When Hahn left the Conga Room after his thank-you speech, so did pretty much everyone else. The place was nearly deserted by midnight, and security personnel were showing the stragglers the door by 12:30. And still no one knew who was going to be in the runoff with Villaraigosa.



Several miles to the east, the lights blared at the city’s Piper Technical Center as hundreds of people unloaded thousands of boxes of ballot-booth equipment from rented vans and sealed boxes of ballots from city cars, and hundreds more sat around tables and marked see-through blue stripes over questionable ink marks on the ballots.

Counting was slowed first by the fog, which grounded the two helicopters that usually bring in the ballots from far-flung regions like the west Valley and San Pedro, and then by City Clerk Frank Martinez’s careful program of hand-inspecting each ballot. He said he wanted to make sure that the city’s first use of the InkaVote system went off without a hitch (the county used InkaVote in November’s presidential election).

“Given the stakes of this race, the number of candidates and the potential closeness, we wanted to make sure [the count] is accurate,” Martinez said.

At about 1:30 a.m., in a small room at the other end of Piper Tech, former City Councilman Mike Hernandez sat at a table, tracking the numbers as they came in, marking a hand-drawn chart that showed what parts of town were voting for whom. At this point, Hahn had a fairly comfortable lead against Hertzberg for second place. But Hernandez, who was keeping an eye on things for Bernard Parks, noticed that the mayor’s lead kept slipping half a point every time a new report came in.

At this rate, Hertzberg would nose the mayor out of the runoff.

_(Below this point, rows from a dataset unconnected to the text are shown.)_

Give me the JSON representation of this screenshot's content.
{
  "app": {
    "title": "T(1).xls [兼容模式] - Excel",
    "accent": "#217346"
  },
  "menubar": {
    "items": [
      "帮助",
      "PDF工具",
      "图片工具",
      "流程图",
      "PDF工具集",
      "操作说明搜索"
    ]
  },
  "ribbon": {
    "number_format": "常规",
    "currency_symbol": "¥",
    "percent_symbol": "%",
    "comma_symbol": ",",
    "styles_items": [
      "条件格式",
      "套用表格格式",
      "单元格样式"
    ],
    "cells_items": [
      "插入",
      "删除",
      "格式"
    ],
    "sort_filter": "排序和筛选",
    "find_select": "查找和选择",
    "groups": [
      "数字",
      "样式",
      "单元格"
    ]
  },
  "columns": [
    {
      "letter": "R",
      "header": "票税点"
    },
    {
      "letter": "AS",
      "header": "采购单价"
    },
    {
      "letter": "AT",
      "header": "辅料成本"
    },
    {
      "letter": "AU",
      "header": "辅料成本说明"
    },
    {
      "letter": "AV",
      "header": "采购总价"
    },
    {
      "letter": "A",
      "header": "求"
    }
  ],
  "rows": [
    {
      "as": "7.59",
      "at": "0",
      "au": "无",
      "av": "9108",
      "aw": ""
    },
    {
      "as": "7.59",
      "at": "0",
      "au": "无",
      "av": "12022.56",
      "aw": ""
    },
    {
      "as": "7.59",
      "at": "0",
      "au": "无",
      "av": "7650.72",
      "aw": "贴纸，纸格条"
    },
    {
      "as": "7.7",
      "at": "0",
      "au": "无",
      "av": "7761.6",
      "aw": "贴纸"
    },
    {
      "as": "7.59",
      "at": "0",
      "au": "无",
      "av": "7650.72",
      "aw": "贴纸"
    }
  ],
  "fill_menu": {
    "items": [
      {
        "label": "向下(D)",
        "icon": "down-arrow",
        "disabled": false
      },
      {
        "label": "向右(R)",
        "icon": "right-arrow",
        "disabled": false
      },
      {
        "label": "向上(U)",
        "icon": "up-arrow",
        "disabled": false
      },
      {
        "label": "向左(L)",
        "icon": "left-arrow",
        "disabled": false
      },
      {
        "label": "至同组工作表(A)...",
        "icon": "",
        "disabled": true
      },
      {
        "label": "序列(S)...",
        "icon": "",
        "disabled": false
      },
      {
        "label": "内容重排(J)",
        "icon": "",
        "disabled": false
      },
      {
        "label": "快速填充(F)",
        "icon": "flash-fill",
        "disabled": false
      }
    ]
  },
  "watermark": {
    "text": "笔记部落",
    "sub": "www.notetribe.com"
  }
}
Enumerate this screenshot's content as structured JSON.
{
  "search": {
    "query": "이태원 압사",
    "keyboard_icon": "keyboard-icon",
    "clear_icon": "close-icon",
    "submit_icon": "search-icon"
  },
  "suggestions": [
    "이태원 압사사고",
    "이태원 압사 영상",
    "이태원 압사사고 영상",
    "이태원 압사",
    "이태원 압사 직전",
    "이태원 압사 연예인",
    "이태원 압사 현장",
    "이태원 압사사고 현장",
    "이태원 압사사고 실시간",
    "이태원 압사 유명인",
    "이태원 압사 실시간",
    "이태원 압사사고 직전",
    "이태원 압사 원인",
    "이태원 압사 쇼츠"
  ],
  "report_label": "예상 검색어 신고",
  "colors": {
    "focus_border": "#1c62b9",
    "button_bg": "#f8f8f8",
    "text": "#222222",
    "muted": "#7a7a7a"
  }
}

It very nearly happened. But, although it was close, Jim Hahn will get to run for mayor all over again in eight weeks, despite his call to John and Ken. How did he eke it out? Labor. Union phone banking went into overdrive for the mayor, showing the importance of the endorsements that Hahn won in December — endorsements that four years ago went to Villaraigosa.

Hahn backers insist labor is ready now to defeat Villaraigosa, the most labor-oriented mayoral candidate the city has seen.

Julie Butcher, general manager of SEIU Local 347, which represents blue-collar city workers, put it simply.

“Labor kicked ass for Hahn,” Butcher said.